Following a stint at St. Olaf’s College in Minnesota, Eugene England sought employment at BYU. He also helped start a Mormon history magazine called Dialogue. Was that magazine a problem for his employment at BYU? Dr. Terryl Givens answers.
Terryl: [Gene] was desperate. He had a wife. He had several children by this point. He found two positions. One he found was part-time employment with the Church Educational System teaching Institute, back here in Utah. He also secured a position at the Church Historical department. Leonard Arrington felt a great friendship and affinity for him and appreciation of his scholarship and potential. So, he was hired as a researcher part-time in the Church History Department during those kind of Camelot years, in the 1970s. Most of his work there was with Mormon journals and diaries, and specifically on biographical materials for Brigham Young.
GT: I’m trying to remember when Dialogue started. Was that in the 60s?

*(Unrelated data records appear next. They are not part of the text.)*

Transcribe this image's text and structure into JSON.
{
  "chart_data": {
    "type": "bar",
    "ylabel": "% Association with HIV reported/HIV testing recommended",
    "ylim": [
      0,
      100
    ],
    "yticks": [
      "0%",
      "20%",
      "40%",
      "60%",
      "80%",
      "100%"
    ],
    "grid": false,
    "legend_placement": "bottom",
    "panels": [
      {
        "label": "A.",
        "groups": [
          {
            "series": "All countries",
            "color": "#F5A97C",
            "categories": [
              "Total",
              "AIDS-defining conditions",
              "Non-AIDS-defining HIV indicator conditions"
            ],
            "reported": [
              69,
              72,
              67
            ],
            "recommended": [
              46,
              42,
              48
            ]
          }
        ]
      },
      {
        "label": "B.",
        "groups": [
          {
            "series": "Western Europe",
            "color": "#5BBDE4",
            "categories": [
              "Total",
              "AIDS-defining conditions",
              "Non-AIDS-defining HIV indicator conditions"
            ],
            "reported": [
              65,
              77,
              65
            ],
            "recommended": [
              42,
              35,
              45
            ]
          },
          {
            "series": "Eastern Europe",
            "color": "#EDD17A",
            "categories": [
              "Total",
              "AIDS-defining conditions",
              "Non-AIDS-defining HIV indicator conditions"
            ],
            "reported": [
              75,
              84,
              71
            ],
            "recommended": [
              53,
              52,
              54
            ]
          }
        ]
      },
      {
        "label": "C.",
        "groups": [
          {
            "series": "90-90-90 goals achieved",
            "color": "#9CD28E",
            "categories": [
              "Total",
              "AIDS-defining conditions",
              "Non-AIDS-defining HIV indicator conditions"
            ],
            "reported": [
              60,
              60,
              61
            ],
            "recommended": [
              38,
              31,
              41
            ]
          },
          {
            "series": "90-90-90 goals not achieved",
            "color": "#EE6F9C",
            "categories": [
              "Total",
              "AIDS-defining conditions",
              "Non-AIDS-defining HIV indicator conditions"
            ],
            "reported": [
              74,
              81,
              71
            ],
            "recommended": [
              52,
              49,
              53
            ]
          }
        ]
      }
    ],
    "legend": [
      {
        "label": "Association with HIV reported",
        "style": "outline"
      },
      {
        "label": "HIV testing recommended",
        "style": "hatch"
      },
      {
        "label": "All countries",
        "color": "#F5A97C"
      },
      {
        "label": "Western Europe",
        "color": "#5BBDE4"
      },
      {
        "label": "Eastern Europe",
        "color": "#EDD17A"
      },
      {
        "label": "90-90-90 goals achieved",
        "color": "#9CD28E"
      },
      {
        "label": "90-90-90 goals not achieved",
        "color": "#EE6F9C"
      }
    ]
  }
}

Terryl: That was the late 60s.
GT: So he was part of that too, which kind of got him into trouble later.
Terryl: Well, certainly, that’s the recurrent–what do I want to say, kind of…
GT: Theme of his life?
Terryl: Theme of his life, his affiliation with Dialogue.`
GT: Now, didn’t Elder Oaks help start Dialogue, as well?
Terryl: I don’t know if he helped start it, but he was one of the early– I should know this, but I can’t remember, contributor or one of the editorial board, certainly supportive.
GT: Right.
Terryl: There was just widespread enthusiasm for the project. This period of the mid to late 1960s was a kind of period of intellectual ferment in the Church. There was a great deal of discussion about where can we find a forum for the exploration of Latter-day Saint intellectuals and scholars, their ideas, that isn’t constrained by orthodoxy or by what would become Church correlation? So, he was one of the two or three primary founders of Dialogue.
GT: Elder Oaks?
Terryl: No, Gene England.
Terryl: He applied [to BYU,] the first time he was turned down. He was not shy about approaching the brethren and asking them for clarification or to fill in blanks in his understanding of what was transpiring. He spent quite a few afternoons just up there at the Church Administration Building, seeing who was in their office and who he could speak to. It was generally Elder Packer that he interacted with the most in regard to his pursuit of a BYU position. Elder Packer made it pretty clearly known to him early on that it was his affiliation with Dialogue. Gene would later complain to Elder Packer that, “Well, you didn’t tell me that I had to quit.”
Elder Packer would say, “Well, I think the implication was pretty clear.”
Gene would say, “Well, I’m not very good at reading signs. You have to be direct with me.” So, when it was made clear, then he did resign. A year later he was he was hired. He became a full-time employee of BYU. I think it was 1975.
GT: That was an English department?
Terryl: Yes, he started in the English Department. That ended up being kind of a perfect storm of wrong circumstances and timing for Gene England to become a professor at BYU. Because in the 1970s, moving into the 80s, that was kind of the high point of revolution in American English departments. I think it was Henry Kissinger who said, at least it’s attributed to him that the fights, the civil wars in American English departments are the most vicious ever seen, because the stakes are so low. That’s an accurate description of my own experience coming of age as an academic in the late 1980s, actually, in my case.